The MidCap Term Loans and the Revolver bore interest at a rate equal to one‑month LIBOR plus 7.0% and one‑month LIBOR plus 3.75%, respectively, until the aggregate principal, interest, and End of Term Charge totaling $0.4 million were paid with part of the proceeds received from the OrbiMed Credit Facility. As a result of these payments, a $1.2 million loss on extinguishment was recorded during the year ended December 31, 2018. Interest expense associated with the Midcap Credit Facility recorded during 2018 was $0.6 million.

Note Payable

In March 2017, the Company entered into a Loan and Security Agreement (“Loan Agreement”) and borrowed $5.0 million (“Note A”). Note A bore interest at 9.45% until the aggregate principal, interest, and other termination fees were paid with part of the proceeds received from the MidCap Credit Facility. As a result of these payments, a $0.6 million loss on extinguishment was recorded during the year ended December 31, 2018. Interest expense associated with Note A recorded during both the years ended December 31, 2018 and 2017 was $0.4 million. In connection with the Loan Agreement, the Company granted 387,932 Series B warrants with an original term of 10 years with an exercise price of $1.16 per share.

Convertible Promissory Note

In January 2017, the Company issued $7.4 million of secured, convertible promissory notes (the “Convertible Notes”), together with warrants, primarily to holders of the Company’s Series B redeemable convertible stock (“Series B”). The Convertible Notes bore interest at the rate of 12%.

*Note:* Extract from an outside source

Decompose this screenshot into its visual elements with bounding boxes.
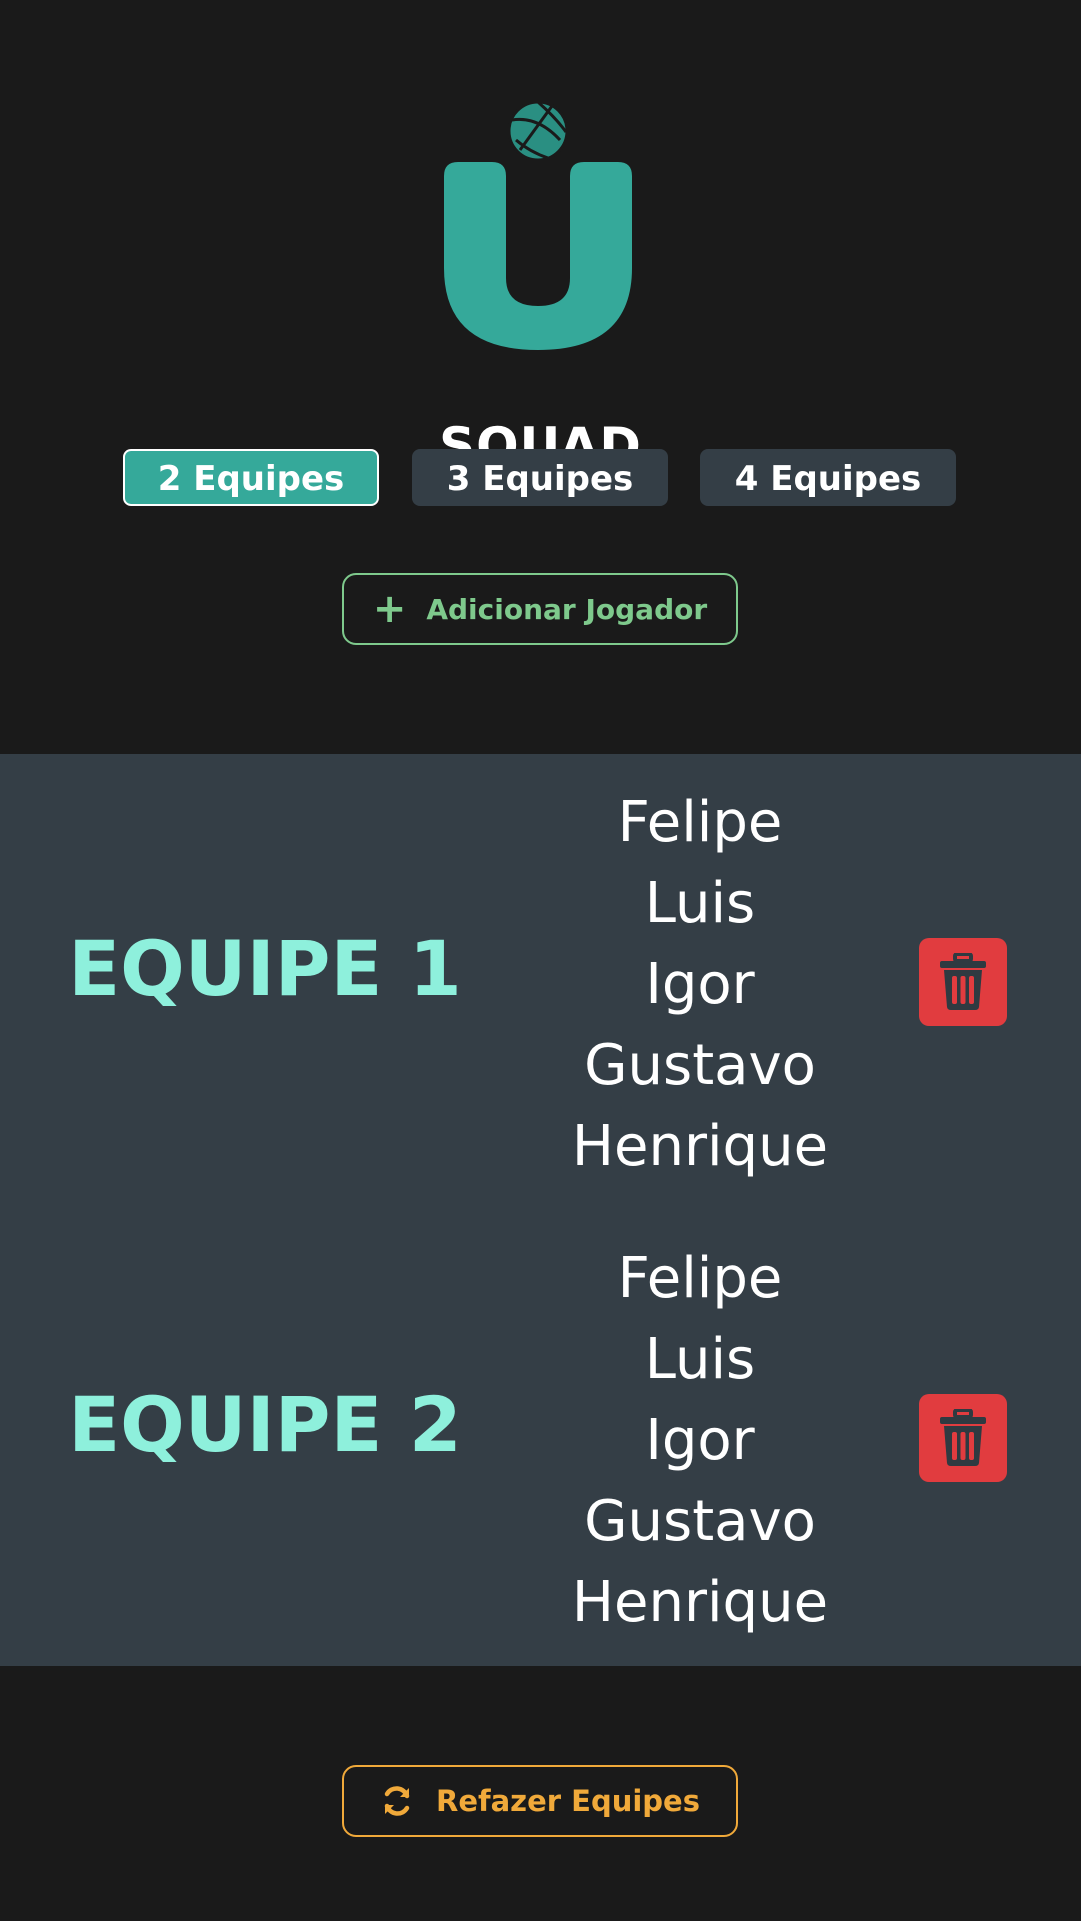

The Convertible Notes were secured by a lien on all assets of the Company, including intellectual property and cash, and were scheduled to mature in October 2017. The principal amount of the Convertible Notes and accrued interest thereon of $0.7 million converted into 6,951,175 shares of the Company’s Series B in connection with the sale of Series B to a new investor in October 2017 (Note 7).

The purchasers of the Convertible Notes also received a 10‑year warrant to purchase shares of the Company’s Series B, with the number of shares issuable upon warrant exercise equal to 25% of the note principal divided by $1.16, or 1,591,864 warrants. The exercise price of the warrants is $1.16 per share. The estimated fair value of the warrants of $1.4 million (determined using the Black‑Scholes option pricing model) was recorded as a debt discount and was fully amortized to interest expense during 2017 over the term of the Convertible Notes. In addition, in accordance with the applicable FASB accounting guidance, after considering the allocation of a portion of the proceeds to the warrants, the Company determined that the Convertible Notes contained a beneficial conversion feature (“BCF”). The BCF existed at the date of the issuance of the Convertible Notes due to the fact that the original carrying value of the Convertible Notes, after allocation of the proceeds, would be less than the purchase price of the series of preferred stock paid by investors in the next qualified or nonqualified financing, as defined. During the year ended December 31, 2017, the BCF of $1.4 million was fully recognized as additional interest expense.

Debt issuance costs of $0.1 million were incurred and were recorded as a discount on the carrying value of the debt, and amortized to interest expense in 2017 through the date of conversion of the Convertible Notes.